Malzeme dağıtımını temel kadın ihtiyaçları ile sınırladık. Beklerken dinlenebilecekleri bir alan oluşturduk, malzeme dağıtmaya değil kadınlarla temas kurmaya odaklandık. Yaşadığı ortam, hijyen durumu, bulaşıcı hastalık riski, özel durumu değerlendirildi. Cinsel sağlık ve üreme sağlığı ile ilgili bilgilendirme yapıldı. Cinsellikle ilgili açık ve rahat konuşabilecekleri bir ortamda korunma yöntemlerine erişimleri sağlandı. Kendilerini güvende hissedip hissetmedikleri konuşularak şiddet sorgulandı, bilgilendirme yapıldı. Kadınlara konuşabilecekleri alan ve zaman yaratıldı. Kartopu yöntemi ile kadınlar birbirlerine söyleyip gelmeye başladı. Birimin adını kendi aralarında “portakal rengi konteynır” olarak duyurmaları nedeniyle kadın sağlık birimine bu isim verildi. Psikososyal çalışmanın ilk adımları kadınlara alan açarak, konuşarak başladı.
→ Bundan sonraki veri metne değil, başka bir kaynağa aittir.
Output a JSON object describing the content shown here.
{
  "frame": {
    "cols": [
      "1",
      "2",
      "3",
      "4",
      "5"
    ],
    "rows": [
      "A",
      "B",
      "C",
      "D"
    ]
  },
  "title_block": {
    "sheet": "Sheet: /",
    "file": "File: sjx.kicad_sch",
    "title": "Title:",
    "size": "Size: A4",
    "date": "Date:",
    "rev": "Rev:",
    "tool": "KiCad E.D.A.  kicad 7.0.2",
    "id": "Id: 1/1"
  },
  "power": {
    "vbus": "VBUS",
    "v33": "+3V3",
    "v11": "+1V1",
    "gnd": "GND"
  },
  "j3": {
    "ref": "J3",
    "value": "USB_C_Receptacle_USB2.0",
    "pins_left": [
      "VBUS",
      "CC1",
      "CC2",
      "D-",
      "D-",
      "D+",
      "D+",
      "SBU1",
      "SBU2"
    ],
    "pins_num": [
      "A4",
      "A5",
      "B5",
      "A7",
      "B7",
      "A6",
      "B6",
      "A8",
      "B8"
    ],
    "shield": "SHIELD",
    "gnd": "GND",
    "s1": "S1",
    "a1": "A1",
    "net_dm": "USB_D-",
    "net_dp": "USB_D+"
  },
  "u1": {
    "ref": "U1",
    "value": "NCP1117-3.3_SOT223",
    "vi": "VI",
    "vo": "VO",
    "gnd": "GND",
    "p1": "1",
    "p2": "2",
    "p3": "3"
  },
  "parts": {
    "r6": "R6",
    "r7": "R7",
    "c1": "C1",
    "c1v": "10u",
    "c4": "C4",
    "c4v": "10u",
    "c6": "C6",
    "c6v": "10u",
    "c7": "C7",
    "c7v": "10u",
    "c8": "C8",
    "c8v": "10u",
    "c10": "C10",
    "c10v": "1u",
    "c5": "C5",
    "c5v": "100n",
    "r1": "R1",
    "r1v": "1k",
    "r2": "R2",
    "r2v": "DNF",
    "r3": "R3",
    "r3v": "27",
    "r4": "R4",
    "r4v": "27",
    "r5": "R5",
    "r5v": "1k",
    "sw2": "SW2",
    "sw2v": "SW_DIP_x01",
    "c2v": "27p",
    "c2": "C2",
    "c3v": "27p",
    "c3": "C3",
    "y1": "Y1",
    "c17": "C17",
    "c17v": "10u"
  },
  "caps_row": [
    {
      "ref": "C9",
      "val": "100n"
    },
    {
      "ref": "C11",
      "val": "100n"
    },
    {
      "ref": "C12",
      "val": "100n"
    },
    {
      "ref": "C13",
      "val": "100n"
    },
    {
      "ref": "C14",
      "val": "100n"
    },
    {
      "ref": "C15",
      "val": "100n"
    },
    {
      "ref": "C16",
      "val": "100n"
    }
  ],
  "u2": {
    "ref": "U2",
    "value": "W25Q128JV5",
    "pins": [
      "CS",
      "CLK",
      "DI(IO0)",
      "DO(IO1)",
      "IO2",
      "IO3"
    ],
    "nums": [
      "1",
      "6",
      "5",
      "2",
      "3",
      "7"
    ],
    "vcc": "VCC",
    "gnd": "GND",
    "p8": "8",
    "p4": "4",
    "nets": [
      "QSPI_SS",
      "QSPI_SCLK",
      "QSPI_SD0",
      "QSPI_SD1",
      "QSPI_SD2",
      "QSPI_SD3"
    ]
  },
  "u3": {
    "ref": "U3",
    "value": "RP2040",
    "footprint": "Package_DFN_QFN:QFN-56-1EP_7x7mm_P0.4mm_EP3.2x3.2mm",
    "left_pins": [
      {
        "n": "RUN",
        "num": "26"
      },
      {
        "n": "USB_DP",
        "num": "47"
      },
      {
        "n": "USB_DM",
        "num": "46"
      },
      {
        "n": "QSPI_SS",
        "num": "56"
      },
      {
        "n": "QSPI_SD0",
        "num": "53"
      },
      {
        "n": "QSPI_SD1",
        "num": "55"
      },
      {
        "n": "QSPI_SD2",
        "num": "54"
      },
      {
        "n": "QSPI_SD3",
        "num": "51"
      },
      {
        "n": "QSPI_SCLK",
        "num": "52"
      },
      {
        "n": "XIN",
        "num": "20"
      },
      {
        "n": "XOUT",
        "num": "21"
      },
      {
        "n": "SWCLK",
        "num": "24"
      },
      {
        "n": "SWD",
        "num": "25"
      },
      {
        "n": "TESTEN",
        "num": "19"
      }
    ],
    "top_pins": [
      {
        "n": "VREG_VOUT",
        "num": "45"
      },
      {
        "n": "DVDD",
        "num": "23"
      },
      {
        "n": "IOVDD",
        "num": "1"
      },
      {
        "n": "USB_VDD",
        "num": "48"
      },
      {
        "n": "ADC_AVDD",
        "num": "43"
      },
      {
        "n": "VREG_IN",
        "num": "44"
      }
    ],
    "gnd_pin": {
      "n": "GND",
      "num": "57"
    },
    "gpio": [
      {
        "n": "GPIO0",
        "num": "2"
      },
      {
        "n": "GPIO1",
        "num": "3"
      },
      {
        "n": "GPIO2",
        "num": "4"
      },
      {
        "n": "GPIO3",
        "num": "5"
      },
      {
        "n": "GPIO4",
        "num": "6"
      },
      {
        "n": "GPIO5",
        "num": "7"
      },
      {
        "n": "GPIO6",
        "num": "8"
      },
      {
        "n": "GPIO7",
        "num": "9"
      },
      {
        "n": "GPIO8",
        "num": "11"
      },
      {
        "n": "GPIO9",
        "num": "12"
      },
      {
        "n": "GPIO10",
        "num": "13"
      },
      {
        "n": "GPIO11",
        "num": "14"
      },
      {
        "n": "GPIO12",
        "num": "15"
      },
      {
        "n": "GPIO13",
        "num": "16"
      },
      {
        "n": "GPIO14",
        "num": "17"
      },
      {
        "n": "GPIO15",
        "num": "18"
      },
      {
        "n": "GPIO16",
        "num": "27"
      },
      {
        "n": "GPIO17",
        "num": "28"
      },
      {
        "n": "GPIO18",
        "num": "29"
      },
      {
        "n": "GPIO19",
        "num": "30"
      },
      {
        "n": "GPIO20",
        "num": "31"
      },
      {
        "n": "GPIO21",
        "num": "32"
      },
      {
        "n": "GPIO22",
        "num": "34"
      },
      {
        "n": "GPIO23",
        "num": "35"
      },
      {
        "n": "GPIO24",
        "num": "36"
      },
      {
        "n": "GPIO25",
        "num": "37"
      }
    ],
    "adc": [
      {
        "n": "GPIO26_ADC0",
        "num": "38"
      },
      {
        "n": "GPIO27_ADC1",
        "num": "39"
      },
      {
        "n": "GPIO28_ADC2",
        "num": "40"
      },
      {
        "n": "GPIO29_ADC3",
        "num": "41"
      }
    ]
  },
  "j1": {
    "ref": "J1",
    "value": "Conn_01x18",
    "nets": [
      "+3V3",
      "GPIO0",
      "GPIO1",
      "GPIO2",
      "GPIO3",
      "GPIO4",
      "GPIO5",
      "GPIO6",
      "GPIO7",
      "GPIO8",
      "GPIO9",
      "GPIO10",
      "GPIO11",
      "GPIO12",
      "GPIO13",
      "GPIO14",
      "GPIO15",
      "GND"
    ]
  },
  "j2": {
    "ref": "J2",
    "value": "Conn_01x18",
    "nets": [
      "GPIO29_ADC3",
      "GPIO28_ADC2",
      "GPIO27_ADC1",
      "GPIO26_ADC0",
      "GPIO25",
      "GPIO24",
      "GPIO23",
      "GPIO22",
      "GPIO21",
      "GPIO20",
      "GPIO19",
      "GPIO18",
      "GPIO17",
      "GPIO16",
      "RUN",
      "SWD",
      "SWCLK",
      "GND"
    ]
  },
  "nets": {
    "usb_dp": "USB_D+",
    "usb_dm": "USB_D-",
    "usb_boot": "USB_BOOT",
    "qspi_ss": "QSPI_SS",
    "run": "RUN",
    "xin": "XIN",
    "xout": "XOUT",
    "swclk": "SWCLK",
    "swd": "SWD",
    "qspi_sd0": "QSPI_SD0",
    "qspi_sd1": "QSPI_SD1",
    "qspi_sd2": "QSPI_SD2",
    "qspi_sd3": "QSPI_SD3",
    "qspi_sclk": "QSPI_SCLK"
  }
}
Saha çalışmalarında kadın arkadaşlarımız kadınlarla görüşmeler yaptı. Korunma, cinsel sağlık, şiddet gibi konular görüşüldü. Bilgilendirici broşürler hazırlandı. Grup çalışmalarında genel kadın sağlığı ile ilgili konular konuşulurken aynı zamanda toplumsal cinsiyet eşitsizliği nedeni ile yaşadıkları sorunlar dile getirildi, eşitsizliğin hayatlarına ve sağlıklarına etkileri konuşuldu. Bakım yükü, özel alanlarının olmayışı en sık ve en ortak sorundu. Kadınların kendilerine zaman ayırması, kendi bedenleri ile yeniden temas kurması çalışmaların en önemli yanıydı. Ayrıca psikososyal grup çalışmaları da yapıldı.
Deprem sonrası açığa çıkan “sağlık krizi” toplumsal cinsiyet eşitsizliği ile birlikte bir “kadın sağlığı krizi” olarak da yaşandı. Temel ilkemiz kadın dayanışmasıydı. Sağlık emekçileri olarak hiyerarşik konumlarımızın önüne dayanışmayı koymaya çalıştık. Sağlık alanında beden ve sağlık politikalarını yeniden üretebileceğimizin de mümkün olduğunu gördük.